Academic background
- Alma mater: University of Pavia

Academic work
- Discipline: Physics
- Sub-discipline: Theoretical spectroscopy
- Institutions: Ruhr University Bochum

= Silvana Botti =

Professor of physics

Silvana Botti is a full professor for Theory of Excited States of Integrated Solid State Systems at the Ruhr University Bochum. She is an expert in the development of first-principles methods for electronic excitations and methods for theoretical spectroscopy.

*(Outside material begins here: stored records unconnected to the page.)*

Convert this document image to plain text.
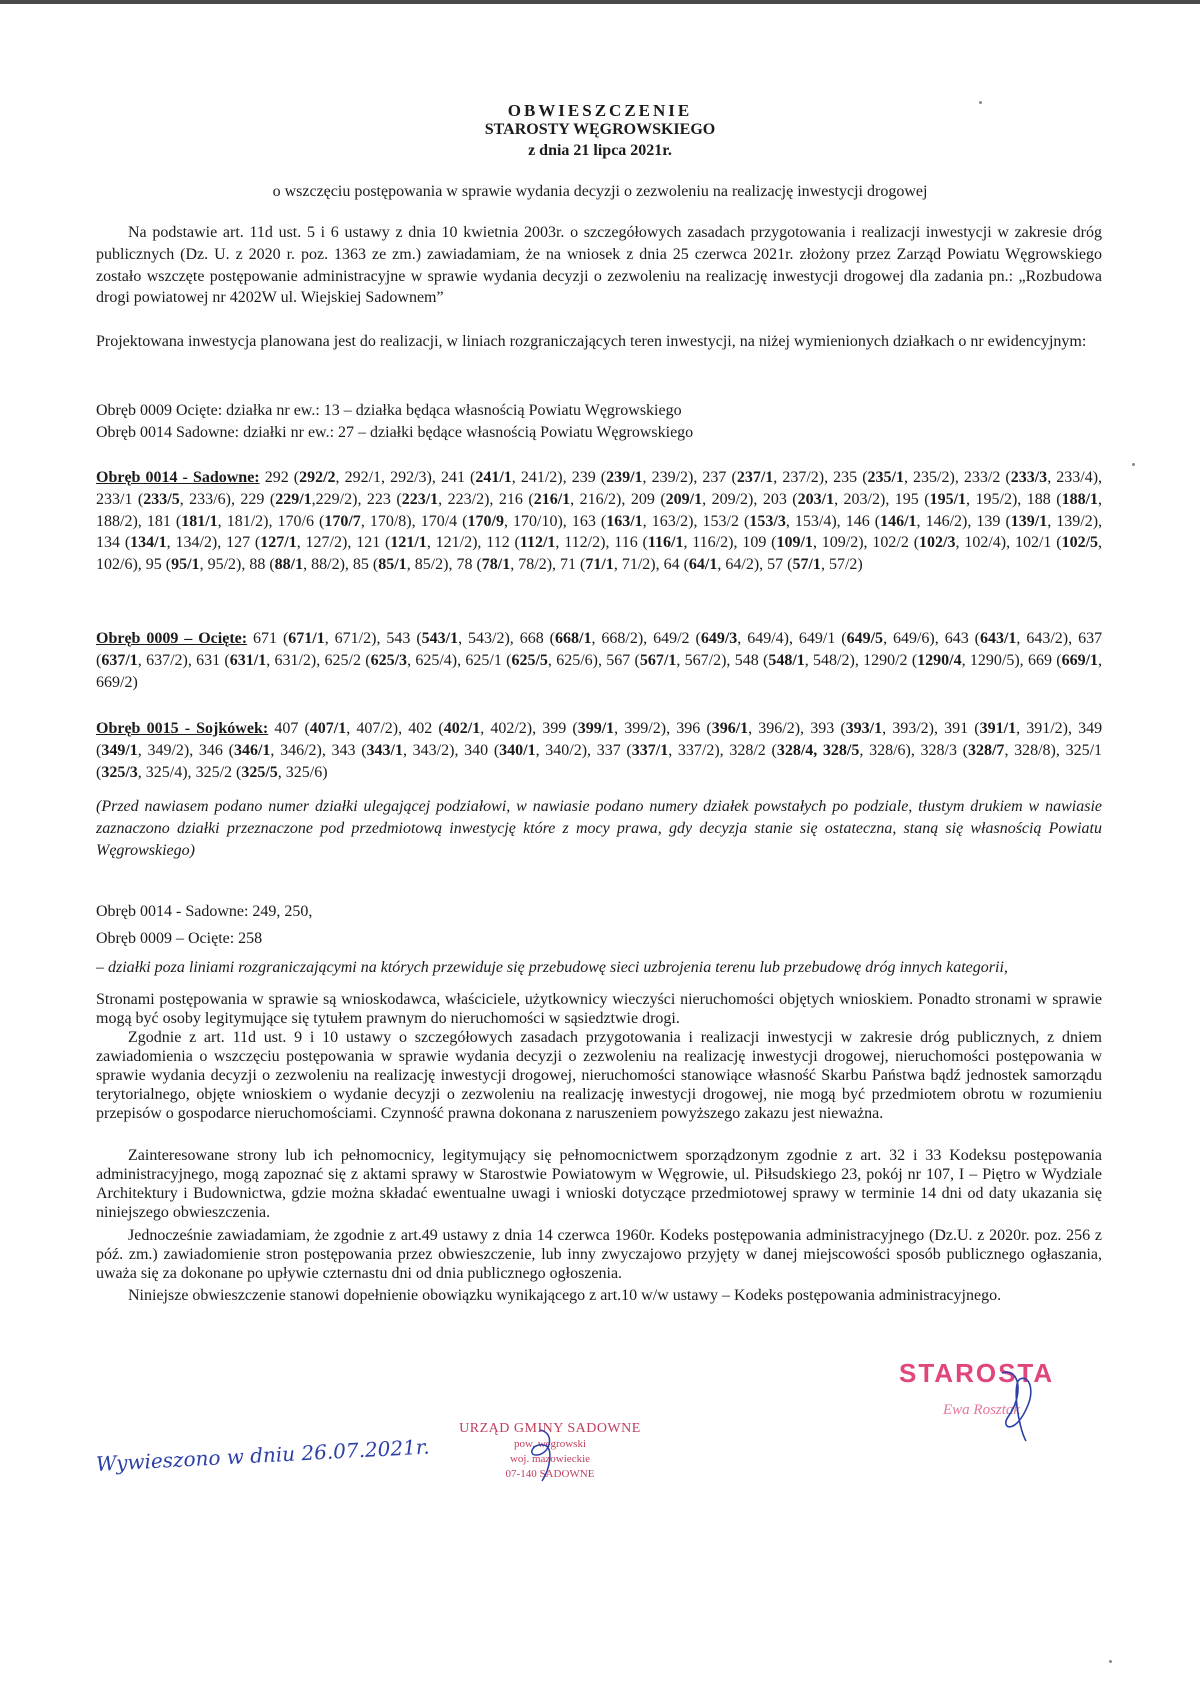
OBWIESZCZENIE
STAROSTY WĘGROWSKIEGO
z dnia 21 lipca 2021r.
o wszczęciu postępowania w sprawie wydania decyzji o zezwoleniu na realizację inwestycji drogowej

Na podstawie art. 11d ust. 5 i 6 ustawy z dnia 10 kwietnia 2003r. o szczegółowych zasadach przygotowania i realizacji inwestycji w zakresie dróg publicznych (Dz. U. z 2020 r. poz. 1363 ze zm.) zawiadamiam, że na wniosek z dnia 25 czerwca 2021r. złożony przez Zarząd Powiatu Węgrowskiego zostało wszczęte postępowanie administracyjne w sprawie wydania decyzji o zezwoleniu na realizację inwestycji drogowej dla zadania pn.: „Rozbudowa drogi powiatowej nr 4202W ul. Wiejskiej Sadownem”

Projektowana inwestycja planowana jest do realizacji, w liniach rozgraniczających teren inwestycji, na niżej wymienionych działkach o nr ewidencyjnym:

Obręb 0009 Ocięte: działka nr ew.: 13 – działka będąca własnością Powiatu Węgrowskiego
Obręb 0014 Sadowne: działki nr ew.: 27 – działki będące własnością Powiatu Węgrowskiego

Obręb 0014 - Sadowne: 292 (292/2, 292/1, 292/3), 241 (241/1, 241/2), 239 (239/1, 239/2), 237 (237/1, 237/2), 235 (235/1, 235/2), 233/2 (233/3, 233/4), 233/1 (233/5, 233/6), 229 (229/1,229/2), 223 (223/1, 223/2), 216 (216/1, 216/2), 209 (209/1, 209/2), 203 (203/1, 203/2), 195 (195/1, 195/2), 188 (188/1, 188/2), 181 (181/1, 181/2), 170/6 (170/7, 170/8), 170/4 (170/9, 170/10), 163 (163/1, 163/2), 153/2 (153/3, 153/4), 146 (146/1, 146/2), 139 (139/1, 139/2), 134 (134/1, 134/2), 127 (127/1, 127/2), 121 (121/1, 121/2), 112 (112/1, 112/2), 116 (116/1, 116/2), 109 (109/1, 109/2), 102/2 (102/3, 102/4), 102/1 (102/5, 102/6), 95 (95/1, 95/2), 88 (88/1, 88/2), 85 (85/1, 85/2), 78 (78/1, 78/2), 71 (71/1, 71/2), 64 (64/1, 64/2), 57 (57/1, 57/2)

Obręb 0009 – Ocięte: 671 (671/1, 671/2), 543 (543/1, 543/2), 668 (668/1, 668/2), 649/2 (649/3, 649/4), 649/1 (649/5, 649/6), 643 (643/1, 643/2), 637 (637/1, 637/2), 631 (631/1, 631/2), 625/2 (625/3, 625/4), 625/1 (625/5, 625/6), 567 (567/1, 567/2), 548 (548/1, 548/2), 1290/2 (1290/4, 1290/5), 669 (669/1, 669/2)

Obręb 0015 - Sojkówek: 407 (407/1, 407/2), 402 (402/1, 402/2), 399 (399/1, 399/2), 396 (396/1, 396/2), 393 (393/1, 393/2), 391 (391/1, 391/2), 349 (349/1, 349/2), 346 (346/1, 346/2), 343 (343/1, 343/2), 340 (340/1, 340/2), 337 (337/1, 337/2), 328/2 (328/4, 328/5, 328/6), 328/3 (328/7, 328/8), 325/1 (325/3, 325/4), 325/2 (325/5, 325/6)

(Przed nawiasem podano numer działki ulegającej podziałowi, w nawiasie podano numery działek powstałych po podziale, tłustym drukiem w nawiasie zaznaczono działki przeznaczone pod przedmiotową inwestycję które z mocy prawa, gdy decyzja stanie się ostateczna, staną się własnością Powiatu Węgrowskiego)

Obręb 0014 - Sadowne: 249, 250,

Obręb 0009 – Ocięte: 258

– działki poza liniami rozgraniczającymi na których przewiduje się przebudowę sieci uzbrojenia terenu lub przebudowę dróg innych kategorii,

Stronami postępowania w sprawie są wnioskodawca, właściciele, użytkownicy wieczyści nieruchomości objętych wnioskiem. Ponadto stronami w sprawie mogą być osoby legitymujące się tytułem prawnym do nieruchomości w sąsiedztwie drogi.

Zgodnie z art. 11d ust. 9 i 10 ustawy o szczegółowych zasadach przygotowania i realizacji inwestycji w zakresie dróg publicznych, z dniem zawiadomienia o wszczęciu postępowania w sprawie wydania decyzji o zezwoleniu na realizację inwestycji drogowej, nieruchomości postępowania w sprawie wydania decyzji o zezwoleniu na realizację inwestycji drogowej, nieruchomości stanowiące własność Skarbu Państwa bądź jednostek samorządu terytorialnego, objęte wnioskiem o wydanie decyzji o zezwoleniu na realizację inwestycji drogowej, nie mogą być przedmiotem obrotu w rozumieniu przepisów o gospodarce nieruchomościami. Czynność prawna dokonana z naruszeniem powyższego zakazu jest nieważna.

Zainteresowane strony lub ich pełnomocnicy, legitymujący się pełnomocnictwem sporządzonym zgodnie z art. 32 i 33 Kodeksu postępowania administracyjnego, mogą zapoznać się z aktami sprawy w Starostwie Powiatowym w Węgrowie, ul. Piłsudskiego 23, pokój nr 107, I – Piętro w Wydziale Architektury i Budownictwa, gdzie można składać ewentualne uwagi i wnioski dotyczące przedmiotowej sprawy w terminie 14 dni od daty ukazania się niniejszego obwieszczenia.

Jednocześnie zawiadamiam, że zgodnie z art.49 ustawy z dnia 14 czerwca 1960r. Kodeks postępowania administracyjnego (Dz.U. z 2020r. poz. 256 z póź. zm.) zawiadomienie stron postępowania przez obwieszczenie, lub inny zwyczajowo przyjęty w danej miejscowości sposób publicznego ogłaszania, uważa się za dokonane po upływie czternastu dni od dnia publicznego ogłoszenia.

Niniejsze obwieszczenie stanowi dopełnienie obowiązku wynikającego z art.10 w/w ustawy – Kodeks postępowania administracyjnego.

STAROSTA
Ewa Rosztak
URZĄD GMINY SADOWNE
pow. węgrowski
woj. mazowieckie
07-140 SADOWNE
Wywieszono w dniu 26.07.2021r.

== Education and professional life ==
She did her PhD at the University of Pavia in 2002. After her PhD, she was a Marie-Curie Fellow at the University of Paris-Saclay. She was also appointed CNRS Research Scientist there in 2004. In 2008, she moved to University of Lyon where she habilitated in 2010. In 2014, she became a full professor for physics at the University of Jena. Her research group was a member of the European Theoretical Spectroscopy Facility. Since 2023, she has been a full professor for Theory of Excited States of Integrated Solid State Systems at Ruhr University Bochum.

== Research ==
Her research focuses on theoretical spectroscopy and the development of first-principles methods for electronic excitations based on (time-dependent) density functional theory and many-body perturbation theory. She edited the book "First Principles Approaches to Spectroscopic Properties of Complex Materials". She is an associate editor of npj Computational Materials. Botti was part of an international research collaboration on a silicon-based direct bandgap light emitter, which was announced to be the "Breakthrough of the Year" by Physics World in 2020.